O projeto começou com um convite de Jeanne Chardin, curadora e idealizadora da exposição GAMMON GAMMON, na capital francesa, que procurou Théo em junho. “Faz tempo que vou ao estúdio da minha prima para trocar ideias sobre design e, como o gamão é um ritual familiar, foi natural que realizássemos isso juntos”, conta, lembrando das noites de jogo na propriedade centenário do clã, o Château de la Berrière, em Nantes. Por esse mesmo motivo, com foco na essência da memória, os primos procuraram os materiais no “jardim da casa” (leia-se bosque do castelo). Um carvalho de três séculos, caído há vinte anos, serviu como a base maciça de 1,7 metro do tabuleiro.
Ao longo do verão (tempo sagrado de férias para os europeus), os dois trabalharam em ritmos e até endereços diferentes. “Foi um fluxo muito moderno, que rendeu risadas e uma coleção engraçada de fotografias”, conta Marie-Victoire. “Quando não estávamos juntos e tínhamos que recorrer às videochamadas, um tomava drinks no meio do Mediterrâneo enquanto o outro movia troncos de 500 quilos no interior da França, escolhia tecidos e materiais de Atenas, buscava pedras em Palermo e ajustava proporções na Île de Ré”.
Para Théophile, que começou a esculpir há cinco anos em pedra e diz que se sentirá completo “apenas quando criar um objeto cuja função seja somente existir”, foi um processo meditativo. Em sua arte, busca se libertar da racionalidade dos objetos, mas admite, sob o bigode, que desenvolveu uma sensibilidade à utilidade em seus estudos na École des Arts Décoratifs. “Tive a certeza de que escultura e design não são entidades distintas quando descobri o trabalho de Isamu Noguchi, em que os objetos têm funções não intencionais”, explica, destacando também o arquiteto brasileiro José Zanine Caldas como inspiração para a mesa de gamão. “Seu lema era nunca derrubar uma árvore, mas dar um segunda vida àquelas que já estavam mortas”.
Em contrapartida, Marie-Victoire tem mais de 15 anos de experiência enquanto criativa em marcas de moda e joalheria, onde já usou e abusou de materiais variados.

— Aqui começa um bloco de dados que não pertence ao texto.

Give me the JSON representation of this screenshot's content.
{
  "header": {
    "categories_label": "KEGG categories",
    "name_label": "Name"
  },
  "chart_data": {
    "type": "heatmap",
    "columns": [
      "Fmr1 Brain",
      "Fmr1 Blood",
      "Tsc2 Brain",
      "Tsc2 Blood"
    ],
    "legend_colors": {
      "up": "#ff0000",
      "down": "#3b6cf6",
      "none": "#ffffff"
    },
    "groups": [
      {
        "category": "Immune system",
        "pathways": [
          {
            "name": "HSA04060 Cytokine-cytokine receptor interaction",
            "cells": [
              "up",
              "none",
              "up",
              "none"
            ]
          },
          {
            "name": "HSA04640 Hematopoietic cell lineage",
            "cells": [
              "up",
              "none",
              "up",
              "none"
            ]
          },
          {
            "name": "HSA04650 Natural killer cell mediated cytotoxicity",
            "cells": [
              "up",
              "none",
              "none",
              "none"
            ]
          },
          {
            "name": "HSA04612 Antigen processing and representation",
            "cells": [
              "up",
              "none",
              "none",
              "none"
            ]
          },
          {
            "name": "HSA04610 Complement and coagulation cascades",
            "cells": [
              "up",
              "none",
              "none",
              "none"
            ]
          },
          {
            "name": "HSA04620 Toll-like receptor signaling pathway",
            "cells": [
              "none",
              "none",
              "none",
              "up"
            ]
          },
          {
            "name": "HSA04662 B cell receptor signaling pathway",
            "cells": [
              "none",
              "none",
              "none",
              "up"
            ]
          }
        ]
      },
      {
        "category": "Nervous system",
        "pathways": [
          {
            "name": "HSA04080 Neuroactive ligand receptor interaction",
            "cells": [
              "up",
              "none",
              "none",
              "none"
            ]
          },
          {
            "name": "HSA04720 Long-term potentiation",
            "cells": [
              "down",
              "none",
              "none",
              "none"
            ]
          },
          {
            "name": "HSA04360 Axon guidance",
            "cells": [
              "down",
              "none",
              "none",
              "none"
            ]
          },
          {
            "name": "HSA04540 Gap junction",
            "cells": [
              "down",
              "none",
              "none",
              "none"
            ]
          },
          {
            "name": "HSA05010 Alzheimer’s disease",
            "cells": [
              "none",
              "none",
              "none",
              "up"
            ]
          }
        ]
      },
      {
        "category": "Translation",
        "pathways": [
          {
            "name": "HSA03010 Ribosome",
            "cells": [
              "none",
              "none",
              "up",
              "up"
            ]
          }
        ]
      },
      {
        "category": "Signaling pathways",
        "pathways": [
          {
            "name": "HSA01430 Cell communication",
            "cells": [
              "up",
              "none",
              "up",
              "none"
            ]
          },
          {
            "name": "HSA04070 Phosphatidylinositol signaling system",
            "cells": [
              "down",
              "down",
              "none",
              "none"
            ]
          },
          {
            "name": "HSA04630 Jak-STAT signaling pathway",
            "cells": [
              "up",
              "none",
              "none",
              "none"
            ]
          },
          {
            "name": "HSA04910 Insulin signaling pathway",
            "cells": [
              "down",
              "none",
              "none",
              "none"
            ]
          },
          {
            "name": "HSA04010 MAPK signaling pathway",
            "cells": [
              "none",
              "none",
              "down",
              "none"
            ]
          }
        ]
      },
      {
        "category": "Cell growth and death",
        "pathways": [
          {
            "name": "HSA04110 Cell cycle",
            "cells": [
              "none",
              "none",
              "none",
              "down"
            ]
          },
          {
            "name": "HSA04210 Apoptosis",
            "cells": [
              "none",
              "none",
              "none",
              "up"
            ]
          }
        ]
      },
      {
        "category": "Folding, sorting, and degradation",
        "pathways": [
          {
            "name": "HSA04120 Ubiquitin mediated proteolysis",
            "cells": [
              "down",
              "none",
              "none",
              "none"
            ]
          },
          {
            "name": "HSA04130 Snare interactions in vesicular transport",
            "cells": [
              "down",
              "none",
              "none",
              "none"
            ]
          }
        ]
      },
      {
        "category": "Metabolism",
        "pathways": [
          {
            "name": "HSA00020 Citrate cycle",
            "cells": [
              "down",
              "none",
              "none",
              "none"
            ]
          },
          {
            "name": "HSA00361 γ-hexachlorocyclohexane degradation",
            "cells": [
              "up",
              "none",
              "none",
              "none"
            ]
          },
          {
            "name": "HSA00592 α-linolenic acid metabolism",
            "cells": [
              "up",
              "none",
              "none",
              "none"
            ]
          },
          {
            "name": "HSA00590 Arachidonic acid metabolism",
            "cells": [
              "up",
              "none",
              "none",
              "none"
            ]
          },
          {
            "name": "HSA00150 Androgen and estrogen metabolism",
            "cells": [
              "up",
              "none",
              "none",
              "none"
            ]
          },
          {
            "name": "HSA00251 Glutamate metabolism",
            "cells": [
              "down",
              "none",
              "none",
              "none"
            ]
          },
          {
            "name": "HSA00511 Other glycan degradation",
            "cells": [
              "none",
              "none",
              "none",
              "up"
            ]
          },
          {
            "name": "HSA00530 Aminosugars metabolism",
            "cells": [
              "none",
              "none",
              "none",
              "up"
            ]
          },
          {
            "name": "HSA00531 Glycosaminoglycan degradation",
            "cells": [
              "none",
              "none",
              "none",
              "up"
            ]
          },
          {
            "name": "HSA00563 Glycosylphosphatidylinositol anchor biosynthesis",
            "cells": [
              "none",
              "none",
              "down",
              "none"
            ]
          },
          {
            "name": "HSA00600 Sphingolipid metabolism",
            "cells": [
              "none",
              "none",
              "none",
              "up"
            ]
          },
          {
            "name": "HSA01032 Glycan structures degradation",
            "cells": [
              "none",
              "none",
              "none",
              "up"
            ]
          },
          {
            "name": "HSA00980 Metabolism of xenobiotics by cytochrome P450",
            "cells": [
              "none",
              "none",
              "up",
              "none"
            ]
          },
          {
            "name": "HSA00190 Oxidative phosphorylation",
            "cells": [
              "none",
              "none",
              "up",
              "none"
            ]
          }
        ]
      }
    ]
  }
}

Para o projeto com o primo, escolheu pedras semipreciosas, como serpentina, quartzo rosa, sodalita e jaspe-dálmata, para dar forma às peças do jogo. “Me lembram doces e isso me encanta muito”, fala, com jeito lúdico, lembrando das partidas que jogou no antigo tabuleiro do tio. “O som que as peças faziam nele era muito suave e, para resgatar isso, trabalhei com um ateliê nos arredores de Paris que fez toda a costura do couro e o veludo”.
Nascido de memórias e com o objetivo de criar ainda mais naqueles que se lançarem a jogar no tabuleiro (Théo admite que a prima sempre vence), a dupla conta que o processo também foi importante na formação de novas lembranças. “Nos reunimos em La Berrière para trabalhar e acabamos tendo noites de maratona de gamão, dança no terraço, brincadeira com corujas e momentos de contemplar o despertar de colmeias.”, termina Marie-Victoire, filosófica. Para Theóphile, o que fica são as risadas.